Nas profundezas turvas do seu ser, existia uma atração palpável pela figura de Cora.

Uma atração corrompida, alimentada pelas migalhas pútridas das suas memórias ancestrais, desvinculada por absoluto da majestosa rainha que ali respirava perante ele.

Desta forma, seria suicídio gastar as suas noites e dias arrastando grilhões pela cidade de Luzia do Mar, preso na armadilha duma discussão infinita.

Caso o acaso maldito não trouxesse febres ardentes a abater o pequeno Caio Pereira nas terras de Luzia do Mar, os ventos já o teriam arrastado para longe após a formalização dos contratos daquele dia.

Consequentemente, em resposta ao desafio lançado por Cora, o seu olhar de silêncio denso esfacelou-se e ele assentiu levemente com a cabeça.

— Possuindo a senhora uma inteligência tão predatória, rasguemos o pano da polidez de uma vez por todas.
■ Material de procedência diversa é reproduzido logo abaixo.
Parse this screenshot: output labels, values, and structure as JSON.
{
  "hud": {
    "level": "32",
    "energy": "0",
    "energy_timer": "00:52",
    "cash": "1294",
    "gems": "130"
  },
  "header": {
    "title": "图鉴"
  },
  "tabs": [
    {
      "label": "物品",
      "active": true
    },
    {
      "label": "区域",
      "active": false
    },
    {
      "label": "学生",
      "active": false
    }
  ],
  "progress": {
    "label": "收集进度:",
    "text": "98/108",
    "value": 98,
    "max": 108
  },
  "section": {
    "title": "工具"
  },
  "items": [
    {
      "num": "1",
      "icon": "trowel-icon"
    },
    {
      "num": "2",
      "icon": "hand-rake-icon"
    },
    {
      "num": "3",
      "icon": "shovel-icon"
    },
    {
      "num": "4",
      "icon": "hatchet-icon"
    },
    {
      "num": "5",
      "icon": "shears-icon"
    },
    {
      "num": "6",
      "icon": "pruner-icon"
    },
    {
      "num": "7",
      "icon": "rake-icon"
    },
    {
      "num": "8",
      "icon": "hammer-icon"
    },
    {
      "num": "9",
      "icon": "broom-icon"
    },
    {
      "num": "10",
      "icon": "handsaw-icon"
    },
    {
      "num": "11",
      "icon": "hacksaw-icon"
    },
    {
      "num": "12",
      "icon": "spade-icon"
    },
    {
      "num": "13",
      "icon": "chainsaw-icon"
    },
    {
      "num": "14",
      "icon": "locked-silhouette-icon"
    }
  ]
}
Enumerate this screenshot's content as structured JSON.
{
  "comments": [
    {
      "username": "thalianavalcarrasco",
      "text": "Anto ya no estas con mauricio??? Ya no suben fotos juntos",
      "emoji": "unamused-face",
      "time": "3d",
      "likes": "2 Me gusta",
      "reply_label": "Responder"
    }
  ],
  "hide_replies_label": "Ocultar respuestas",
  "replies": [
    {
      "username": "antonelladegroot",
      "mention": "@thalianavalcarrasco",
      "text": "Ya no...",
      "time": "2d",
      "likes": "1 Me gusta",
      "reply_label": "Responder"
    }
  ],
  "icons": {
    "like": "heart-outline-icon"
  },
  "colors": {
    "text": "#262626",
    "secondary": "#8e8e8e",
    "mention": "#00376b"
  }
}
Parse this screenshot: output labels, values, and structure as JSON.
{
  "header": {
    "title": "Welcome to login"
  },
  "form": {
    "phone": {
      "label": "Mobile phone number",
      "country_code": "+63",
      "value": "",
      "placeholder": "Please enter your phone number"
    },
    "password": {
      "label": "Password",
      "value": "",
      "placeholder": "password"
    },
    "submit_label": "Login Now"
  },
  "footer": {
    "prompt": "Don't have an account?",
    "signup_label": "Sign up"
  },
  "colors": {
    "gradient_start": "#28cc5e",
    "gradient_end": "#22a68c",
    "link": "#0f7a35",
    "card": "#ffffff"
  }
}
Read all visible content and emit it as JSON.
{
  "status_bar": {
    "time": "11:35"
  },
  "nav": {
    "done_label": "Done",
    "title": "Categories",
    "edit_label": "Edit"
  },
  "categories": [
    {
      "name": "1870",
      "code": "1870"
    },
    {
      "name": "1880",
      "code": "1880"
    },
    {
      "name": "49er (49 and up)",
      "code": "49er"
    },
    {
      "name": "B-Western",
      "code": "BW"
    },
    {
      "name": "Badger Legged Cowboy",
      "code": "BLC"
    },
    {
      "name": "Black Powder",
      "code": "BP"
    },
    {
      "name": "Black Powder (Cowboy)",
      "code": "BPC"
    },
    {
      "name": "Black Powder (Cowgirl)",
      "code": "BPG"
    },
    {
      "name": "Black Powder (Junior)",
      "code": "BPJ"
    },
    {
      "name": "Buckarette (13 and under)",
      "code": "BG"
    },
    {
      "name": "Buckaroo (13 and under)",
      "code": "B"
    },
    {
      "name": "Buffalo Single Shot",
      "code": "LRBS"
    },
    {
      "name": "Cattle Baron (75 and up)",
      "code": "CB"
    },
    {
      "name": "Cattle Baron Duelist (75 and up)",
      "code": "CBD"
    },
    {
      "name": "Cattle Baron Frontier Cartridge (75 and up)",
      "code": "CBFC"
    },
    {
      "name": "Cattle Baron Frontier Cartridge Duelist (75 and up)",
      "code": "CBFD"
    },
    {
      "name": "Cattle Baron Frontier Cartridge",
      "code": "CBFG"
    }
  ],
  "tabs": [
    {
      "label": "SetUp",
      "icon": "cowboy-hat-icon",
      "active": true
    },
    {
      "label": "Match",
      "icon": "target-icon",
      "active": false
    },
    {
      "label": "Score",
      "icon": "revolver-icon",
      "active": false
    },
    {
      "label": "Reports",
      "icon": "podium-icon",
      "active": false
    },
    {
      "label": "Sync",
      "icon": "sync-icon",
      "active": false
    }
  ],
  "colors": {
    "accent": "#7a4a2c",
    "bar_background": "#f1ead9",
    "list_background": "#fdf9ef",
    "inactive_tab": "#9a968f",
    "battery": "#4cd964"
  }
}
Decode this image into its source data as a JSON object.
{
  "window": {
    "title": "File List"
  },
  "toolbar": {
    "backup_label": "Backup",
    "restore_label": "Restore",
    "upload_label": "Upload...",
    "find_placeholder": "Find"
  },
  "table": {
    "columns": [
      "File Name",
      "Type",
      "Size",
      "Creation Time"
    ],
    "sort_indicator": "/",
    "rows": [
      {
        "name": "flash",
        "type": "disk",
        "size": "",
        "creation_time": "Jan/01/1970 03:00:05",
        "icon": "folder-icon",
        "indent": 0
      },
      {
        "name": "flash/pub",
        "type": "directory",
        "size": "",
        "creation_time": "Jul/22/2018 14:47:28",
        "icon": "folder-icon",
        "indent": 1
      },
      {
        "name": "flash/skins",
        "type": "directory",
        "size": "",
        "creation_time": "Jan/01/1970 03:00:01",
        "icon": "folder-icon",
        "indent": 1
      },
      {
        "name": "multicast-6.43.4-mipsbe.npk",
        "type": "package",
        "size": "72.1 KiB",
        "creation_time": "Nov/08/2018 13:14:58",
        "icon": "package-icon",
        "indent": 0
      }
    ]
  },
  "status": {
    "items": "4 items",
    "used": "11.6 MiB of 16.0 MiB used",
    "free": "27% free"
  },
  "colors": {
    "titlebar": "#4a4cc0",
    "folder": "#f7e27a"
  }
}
É indubitável que o coração das nossas forjas clama pela engrenagem miraculosa da IGM. Aceitarei as correntes forjadas pelas suas exigências, contudo, tais correntes demandam um cadeado construído pela minha própria mão. — O tom de Bernardo adensou-se numa gravidade insuportável.

— Prossiga com os termos do cadeado, Sr. Pereira. — A deusa não pestanejou nem desviou o sorriso; antes exibia uma antecipação letal no olhar perante o rei destronado.

— Exijo que a IGM adentre nos campos de minas com as suas moedas, recusando contentar-se com a mísera oferta dos seus segredos alquímicos de tecnologia. Comandando o convés do nosso barco de guerra como a IGM requer, o simples estalar de dedos capaz de abater a nossa marcha e afundar os nossos sonhos lançaria os cofres do Grupo Pereira aos tubarões sedentos. Sendo eu a voz comandante, recuso-me a empurrar as minhas tropas para a fogueira e a ignorar os ecos desesperados dos acionistas, uma vez que o tesouro investido ultrapassa o que de mais profano existe nas escamas douradas. Acaso não tenho razão? — O homem rematou o seu discurso na forma de sussurros frígidos de trovão.